I had hoped that Alan Dean Foster’s novelization of the Star Trek movie might expand on the storyline, provide details that didn’t make it to the movie. It’s been years since I’ve read any of Alan Dean Foster’s novels but I remember him being a competent science fiction writer.
The book was a disappointment on all sides. It may as well be a frame by frame retelling of the movie, and while one might normally expect richness of detail in writing, Foster seems to have left his descriptive talents behind. The writing is flat and passive, and the few places his dialogue diverges from the screenplay adds lines that are wooden, awkward, and unneccesary. The writing style is overly precious and full of obscure words despite a complete lack of narrative tone or sentence structure.
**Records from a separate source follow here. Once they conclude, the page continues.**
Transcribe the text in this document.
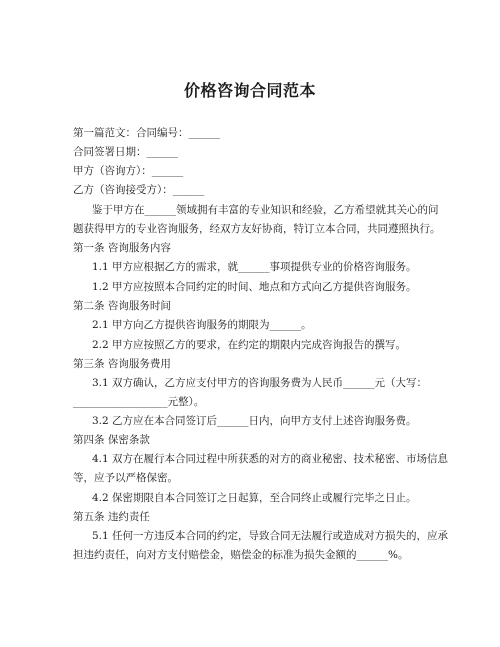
价格咨询合同范本
第一篇范文：合同编号：______
合同签署日期：______
甲方（咨询方）：______
乙方（咨询接受方）：______
鉴于甲方在______领域拥有丰富的专业知识和经验，乙方希望就其关心的问
题获得甲方的专业咨询服务，经双方友好协商，特订立本合同，共同遵照执行。
第一条 咨询服务内容
1.1 甲方应根据乙方的需求，就______事项提供专业的价格咨询服务。
1.2 甲方应按照本合同约定的时间、地点和方式向乙方提供咨询服务。
第二条 咨询服务时间
2.1 甲方向乙方提供咨询服务的期限为______。
2.2 甲方应按照乙方的要求，在约定的期限内完成咨询报告的撰写。
第三条 咨询服务费用
3.1 双方确认，乙方应支付甲方的咨询服务费为人民币______元（大写：
__________________元整）。
3.2 乙方应在本合同签订后______日内，向甲方支付上述咨询服务费。
第四条 保密条款
4.1 双方在履行本合同过程中所获悉的对方的商业秘密、技术秘密、市场信息
等，应予以严格保密。
4.2 保密期限自本合同签订之日起算，至合同终止或履行完毕之日止。
第五条 违约责任
5.1 任何一方违反本合同的约定，导致合同无法履行或造成对方损失的，应承
担违约责任，向对方支付赔偿金，赔偿金的标准为损失金额的______%。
A writer like Umberto Eco can get away with using words most people have to look up, because he uses them with cause and context; his words are chosen for nuanced meanings. Here Foster appears to have grabbed a thesaurus and randomly inserted abstruse words where simple and clear language would have better served. The atmosphere of Titan is «fetid with suspended hydrocarbons»? Wouldn’t someone have to try to breathe it in order to report on its odor? And I have trouble imagining Captain Kirk using the word «inexorable» during an offer of emergency assistance to a ship falling into a black hole. Foster phoned in this job, and I would not be surprised if this were a first draft.
It was pleasant to re-experience the movie, but I could have had that by renting a DVD. At least it was a quick read to get me started on 2010’s reading list.